Le 25 novembre dernier, la compagnie Baleària a annoncé la mise en service d’une nouvelle ligne ro-pax quotidienne entre Motril (Andalousie) et Tanger Med avec le Volcán de Tauce (1 100 mètres linéaires). Elle complète ainsi son offre sur le Maroc, où elle est présente depuis 2003, assurant sept rotations quotidiennes entre Algésiras et Tanger et opérant les lignes Almeria-Nador et Sète-Nador, lancée en 2020.
Armas Trasmediterranea, de son côté, a démarré le transport de camions entre Motril et Al Hoceima : il s’agit pour l’instant de produits alimentaires. Selon nos informations, la compagnie italienne GNV, qui appartient au groupe MSC, envisagerait d’ouvrir une ligne vers le Maroc depuis Valence tandis que plusieurs ports du sud de l’Espagne souhaitent développer le trafic avec le voisin d’outre-Méditerranée. Le Maroc est « dans le radar » notamment de Barcelone et de Valence.
Baleària en pole position
Lors de la réunion organisée le 24 novembre dernier à Madrid par l’Association espagnole pour la promotion du Transport maritime de courte distance (TMCD) SPC-Spain, le président de Baleària, Adolfo Utor a vivement défendu le trafic avec l’Afrique du nord, « depuis la Mauritanie jusqu’à l’Égypte ». Selon lui, la pandémie a accéléré un processus de relocalisation des activités industrielles qui va s’intensifier et générer de nouveaux flux de trafics. Outre l’activité sur le Maroc, il propose une ligne hebdomadaire entre Valence et Mostaganem, rouverte en novembre 2021 avec la fin du Covid, mais souhaiterait être davantage présent en Algérie. La Tunisie l’intéresse également.
Le phénomène de relocalisation vient s’ajouter aux exportations traditionnelles de fruits et de légumes marocains et à l’industrialisation du Maroc autour de Tanger Med (automobile notamment). Ainsi, par exemple, le groupe Inditex (Zara, Bershka, Stradivarius, Massimo Dutti, Pull and Bear) envoie des tissus au Maroc et réimporte des produits fabriqués. Le royaume chérifien est le troisième partenaire commercial de l’Espagne avec une valeur d’exportations et d’importations s’élevant à 9,5 Md€ et 7,5 Md€ respectivement et une balance commerciale excédentaire.
Le Maroc, moteur de croissance en Méditerranée
Cette dynamique a sa traduction concrète en termes de trafic maritime. Le nombre de poids lourds (camions, remorques et semis) traversant le détroit de Gibraltar, essentiellement sur l’axe maritime Tanger Med-Algésiras, est passé de 252 000 en 2013 à 426 000 véhicules en 2021 et devrait atteindre le cap des 600 000 en 2025, selon l’Autorité portuaire de la baie d’Algésiras (APBA).
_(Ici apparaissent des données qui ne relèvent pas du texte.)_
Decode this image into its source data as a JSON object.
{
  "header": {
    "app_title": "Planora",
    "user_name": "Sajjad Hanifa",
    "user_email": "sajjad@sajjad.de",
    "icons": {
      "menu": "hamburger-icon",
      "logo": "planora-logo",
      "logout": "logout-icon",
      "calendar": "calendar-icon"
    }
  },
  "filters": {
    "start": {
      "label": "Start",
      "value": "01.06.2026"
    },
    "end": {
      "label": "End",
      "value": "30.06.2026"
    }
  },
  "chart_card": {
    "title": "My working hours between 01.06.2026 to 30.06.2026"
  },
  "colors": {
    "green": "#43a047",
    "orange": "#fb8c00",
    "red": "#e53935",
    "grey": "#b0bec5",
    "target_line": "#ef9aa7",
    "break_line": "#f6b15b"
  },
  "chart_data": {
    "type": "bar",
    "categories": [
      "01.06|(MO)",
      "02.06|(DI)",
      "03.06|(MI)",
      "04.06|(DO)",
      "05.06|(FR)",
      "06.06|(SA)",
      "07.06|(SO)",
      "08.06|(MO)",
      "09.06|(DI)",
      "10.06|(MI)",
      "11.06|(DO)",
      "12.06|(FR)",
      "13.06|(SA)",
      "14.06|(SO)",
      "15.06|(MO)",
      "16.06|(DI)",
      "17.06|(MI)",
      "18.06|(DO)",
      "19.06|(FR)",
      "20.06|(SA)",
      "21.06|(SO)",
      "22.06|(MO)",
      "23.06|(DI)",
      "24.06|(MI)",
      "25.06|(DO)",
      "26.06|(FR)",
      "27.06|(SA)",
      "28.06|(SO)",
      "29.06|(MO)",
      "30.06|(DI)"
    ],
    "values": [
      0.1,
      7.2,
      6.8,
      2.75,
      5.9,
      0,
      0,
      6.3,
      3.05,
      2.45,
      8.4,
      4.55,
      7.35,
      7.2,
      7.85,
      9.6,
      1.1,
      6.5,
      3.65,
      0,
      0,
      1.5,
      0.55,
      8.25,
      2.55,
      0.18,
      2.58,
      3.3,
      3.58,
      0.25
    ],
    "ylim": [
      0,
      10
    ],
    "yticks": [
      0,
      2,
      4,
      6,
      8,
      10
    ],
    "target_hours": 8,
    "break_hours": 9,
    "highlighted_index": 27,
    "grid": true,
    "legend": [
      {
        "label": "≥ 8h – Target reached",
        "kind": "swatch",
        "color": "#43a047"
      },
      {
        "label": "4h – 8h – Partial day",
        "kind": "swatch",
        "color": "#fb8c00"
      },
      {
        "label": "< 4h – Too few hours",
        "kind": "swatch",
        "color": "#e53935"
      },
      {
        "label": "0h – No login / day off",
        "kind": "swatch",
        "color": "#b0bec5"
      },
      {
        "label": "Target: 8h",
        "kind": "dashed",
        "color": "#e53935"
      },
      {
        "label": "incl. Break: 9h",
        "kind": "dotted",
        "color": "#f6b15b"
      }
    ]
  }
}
Lors de la réunion de SPC-Spain, le président de Puertos del Estado, Alvaro Rodríguez Dapena, n’a pas hésité à établir un parallèle avec l’expansion du trafic routier entre l’Espagne et la France depuis l’adhésion du voisin d’Outre-Pyrénées à la CEE, le 1er janvier 1986.
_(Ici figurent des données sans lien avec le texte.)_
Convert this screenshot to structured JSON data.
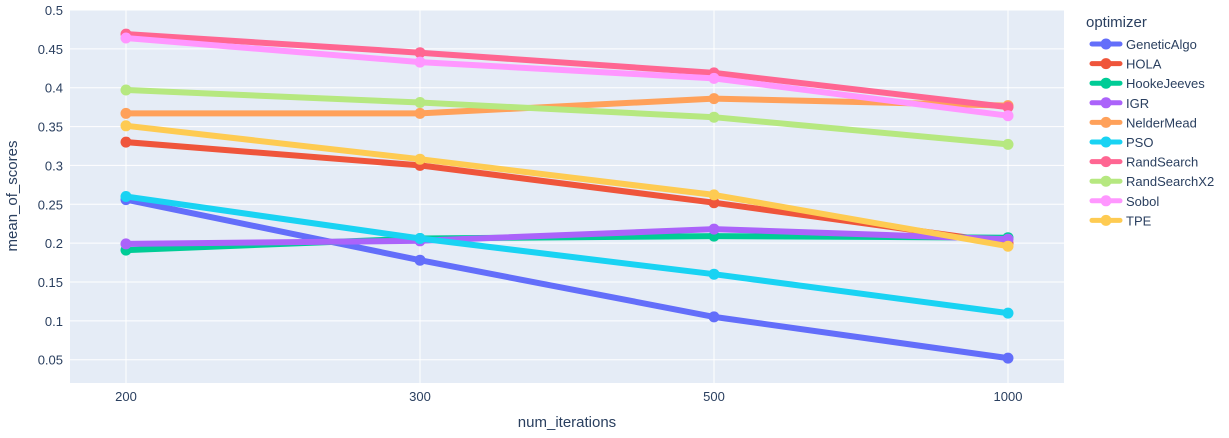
{
  "chart_data": {
    "type": "line",
    "xlabel": "num_iterations",
    "ylabel": "mean_of_scores",
    "x": [
      200,
      300,
      500,
      1000
    ],
    "x_tick_labels": [
      "200",
      "300",
      "500",
      "1000"
    ],
    "x_scale": "categorical",
    "ylim": [
      0.02,
      0.5
    ],
    "y_ticks": [
      0.05,
      0.1,
      0.15,
      0.2,
      0.25,
      0.3,
      0.35,
      0.4,
      0.45,
      0.5
    ],
    "y_tick_labels": [
      "0.05",
      "0.1",
      "0.15",
      "0.2",
      "0.25",
      "0.3",
      "0.35",
      "0.4",
      "0.45",
      "0.5"
    ],
    "grid": true,
    "legend_title": "optimizer",
    "legend_position": "right",
    "series": [
      {
        "name": "GeneticAlgo",
        "color": "#636efa",
        "values": [
          0.256,
          0.178,
          0.105,
          0.052
        ]
      },
      {
        "name": "HOLA",
        "color": "#ef553b",
        "values": [
          0.33,
          0.3,
          0.252,
          0.2
        ]
      },
      {
        "name": "HookeJeeves",
        "color": "#00cc96",
        "values": [
          0.191,
          0.206,
          0.209,
          0.207
        ]
      },
      {
        "name": "IGR",
        "color": "#ab63fa",
        "values": [
          0.199,
          0.203,
          0.218,
          0.205
        ]
      },
      {
        "name": "NelderMead",
        "color": "#ffa15a",
        "values": [
          0.367,
          0.367,
          0.386,
          0.377
        ]
      },
      {
        "name": "PSO",
        "color": "#19d3f3",
        "values": [
          0.26,
          0.206,
          0.16,
          0.11
        ]
      },
      {
        "name": "RandSearch",
        "color": "#ff6692",
        "values": [
          0.469,
          0.445,
          0.419,
          0.375
        ]
      },
      {
        "name": "RandSearchX2",
        "color": "#b6e880",
        "values": [
          0.397,
          0.381,
          0.362,
          0.327
        ]
      },
      {
        "name": "Sobol",
        "color": "#ff97ff",
        "values": [
          0.464,
          0.433,
          0.412,
          0.364
        ]
      },
      {
        "name": "TPE",
        "color": "#fecb52",
        "values": [
          0.351,
          0.308,
          0.262,
          0.196
        ]
      }
    ]
  }
}
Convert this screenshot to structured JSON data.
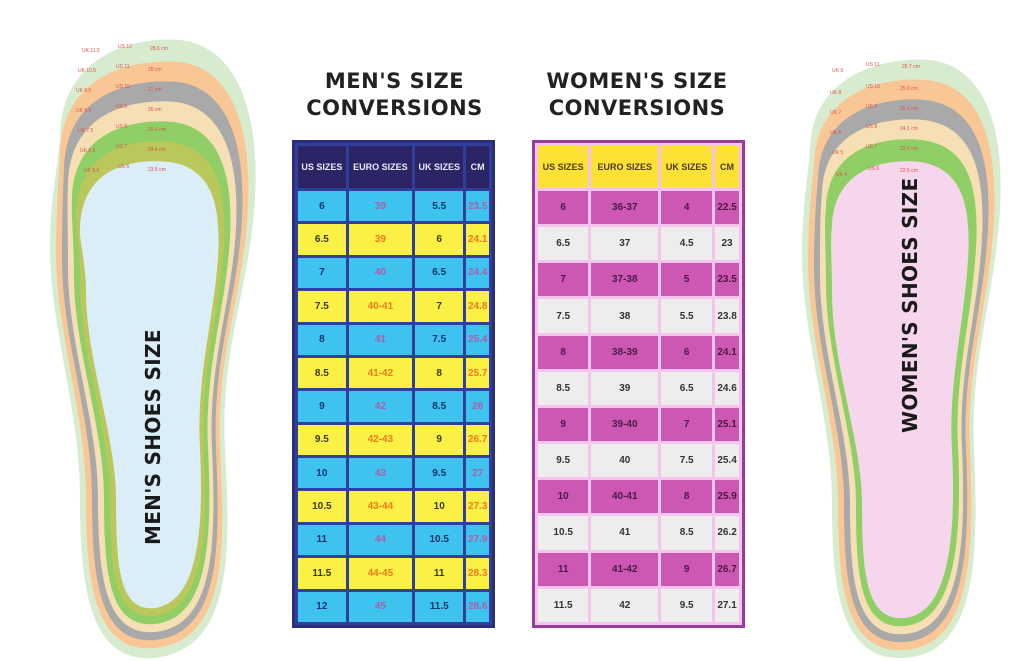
{
  "titles": {
    "men_line1": "MEN'S SIZE",
    "men_line2": "CONVERSIONS",
    "women_line1": "WOMEN'S SIZE",
    "women_line2": "CONVERSIONS"
  },
  "foot_labels": {
    "men": "MEN'S SHOES SIZE",
    "women": "WOMEN'S SHOES SIZE"
  },
  "colors": {
    "men_header": "#2b2566",
    "men_row_blue": "#3dc3ee",
    "men_row_yellow": "#fbf044",
    "women_header": "#fde135",
    "women_row_magenta": "#cc58b4",
    "women_row_gray": "#ededed",
    "men_insole": "#dbeef8",
    "women_insole": "#f6d6ec"
  },
  "men_table": {
    "headers": [
      "US SIZES",
      "EURO SIZES",
      "UK SIZES",
      "CM"
    ],
    "rows": [
      [
        "6",
        "39",
        "5.5",
        "23.5"
      ],
      [
        "6.5",
        "39",
        "6",
        "24.1"
      ],
      [
        "7",
        "40",
        "6.5",
        "24.4"
      ],
      [
        "7.5",
        "40-41",
        "7",
        "24.8"
      ],
      [
        "8",
        "41",
        "7.5",
        "25.4"
      ],
      [
        "8.5",
        "41-42",
        "8",
        "25.7"
      ],
      [
        "9",
        "42",
        "8.5",
        "26"
      ],
      [
        "9.5",
        "42-43",
        "9",
        "26.7"
      ],
      [
        "10",
        "43",
        "9.5",
        "27"
      ],
      [
        "10.5",
        "43-44",
        "10",
        "27.3"
      ],
      [
        "11",
        "44",
        "10.5",
        "27.9"
      ],
      [
        "11.5",
        "44-45",
        "11",
        "28.3"
      ],
      [
        "12",
        "45",
        "11.5",
        "28.6"
      ]
    ]
  },
  "women_table": {
    "headers": [
      "US SIZES",
      "EURO SIZES",
      "UK SIZES",
      "CM"
    ],
    "rows": [
      [
        "6",
        "36-37",
        "4",
        "22.5"
      ],
      [
        "6.5",
        "37",
        "4.5",
        "23"
      ],
      [
        "7",
        "37-38",
        "5",
        "23.5"
      ],
      [
        "7.5",
        "38",
        "5.5",
        "23.8"
      ],
      [
        "8",
        "38-39",
        "6",
        "24.1"
      ],
      [
        "8.5",
        "39",
        "6.5",
        "24.6"
      ],
      [
        "9",
        "39-40",
        "7",
        "25.1"
      ],
      [
        "9.5",
        "40",
        "7.5",
        "25.4"
      ],
      [
        "10",
        "40-41",
        "8",
        "25.9"
      ],
      [
        "10.5",
        "41",
        "8.5",
        "26.2"
      ],
      [
        "11",
        "41-42",
        "9",
        "26.7"
      ],
      [
        "11.5",
        "42",
        "9.5",
        "27.1"
      ]
    ]
  }
}
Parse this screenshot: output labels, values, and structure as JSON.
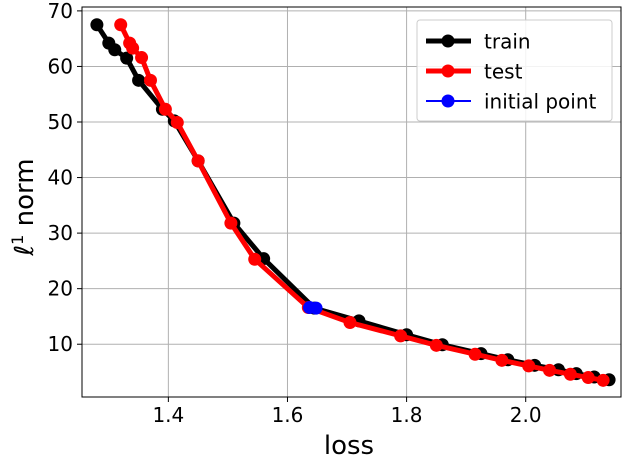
{
  "chart_data": {
    "type": "line",
    "title": "",
    "xlabel": "loss",
    "ylabel": "ℓ¹ norm",
    "ylabel_main": "ℓ",
    "ylabel_sup": "1",
    "ylabel_rest": " norm",
    "xlim": [
      1.255,
      2.16
    ],
    "ylim": [
      0.5,
      70.7
    ],
    "xticks": [
      1.4,
      1.6,
      1.8,
      2.0
    ],
    "yticks": [
      10,
      20,
      30,
      40,
      50,
      60,
      70
    ],
    "xtick_labels": [
      "1.4",
      "1.6",
      "1.8",
      "2.0"
    ],
    "ytick_labels": [
      "10",
      "20",
      "30",
      "40",
      "50",
      "60",
      "70"
    ],
    "grid": true,
    "legend_position": "top-right",
    "series": [
      {
        "name": "train",
        "color": "#000000",
        "x": [
          1.28,
          1.3,
          1.31,
          1.33,
          1.35,
          1.39,
          1.41,
          1.45,
          1.51,
          1.56,
          1.645,
          1.72,
          1.8,
          1.86,
          1.925,
          1.97,
          2.015,
          2.055,
          2.085,
          2.115,
          2.14
        ],
        "y": [
          67.5,
          64.2,
          63.0,
          61.5,
          57.5,
          52.3,
          50.2,
          43.0,
          31.8,
          25.4,
          16.5,
          14.2,
          11.7,
          9.9,
          8.3,
          7.2,
          6.2,
          5.4,
          4.7,
          4.1,
          3.6
        ]
      },
      {
        "name": "test",
        "color": "#ff0000",
        "x": [
          1.32,
          1.335,
          1.34,
          1.355,
          1.37,
          1.395,
          1.415,
          1.45,
          1.505,
          1.545,
          1.635,
          1.705,
          1.79,
          1.85,
          1.915,
          1.96,
          2.005,
          2.04,
          2.075,
          2.105,
          2.13
        ],
        "y": [
          67.5,
          64.2,
          63.3,
          61.6,
          57.5,
          52.3,
          49.9,
          43.0,
          31.8,
          25.3,
          16.6,
          13.9,
          11.5,
          9.8,
          8.2,
          7.1,
          6.1,
          5.3,
          4.6,
          4.0,
          3.5
        ]
      },
      {
        "name": "initial point",
        "color": "#0000ff",
        "x": [
          1.637,
          1.648
        ],
        "y": [
          16.6,
          16.5
        ]
      }
    ]
  }
}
Un trafic en hausse de 40 %
Selon l’Observatoire statistique du TMCD en Espagne, publié par SPC-Spain, l’ensemble du trafic roulier entre les ports espagnols de Méditerranée et le Maroc a augmenté de 40 % pendant le premier semestre de 2022 (par rapport à la même période de l’année antérieure) pour atteindre 8,3 Mt. Ce dynamisme contraste avec la stagnation du trafic avec l’Italie pendant la même période (4,8 Mt). Le trafic avec l’Algérie, bien qu’en progression (+ 23 %) demeure bien plus modeste à ce jour (90 000 t).
Que ce soit avec ou sans passagers, le trafic roulier offre des avantages appréciables : disponibilité de lignes, régularité des horaires, absence de manutention portuaire, etc. Alvaro Rodríguez Dapena mentionne même un « transfert » depuis le conteneur vers le roulier. Pour les armateurs espagnols, qui ont loupé le coche du trafic entre l’Espagne et l’Italie, le trafic péninsule-Maroc offre l’occasion de se positionner en force sur un marché à fort potentiel de croissance et de tenter de damer le pion à l’offensive des compagnies italiennes dans la péninsule.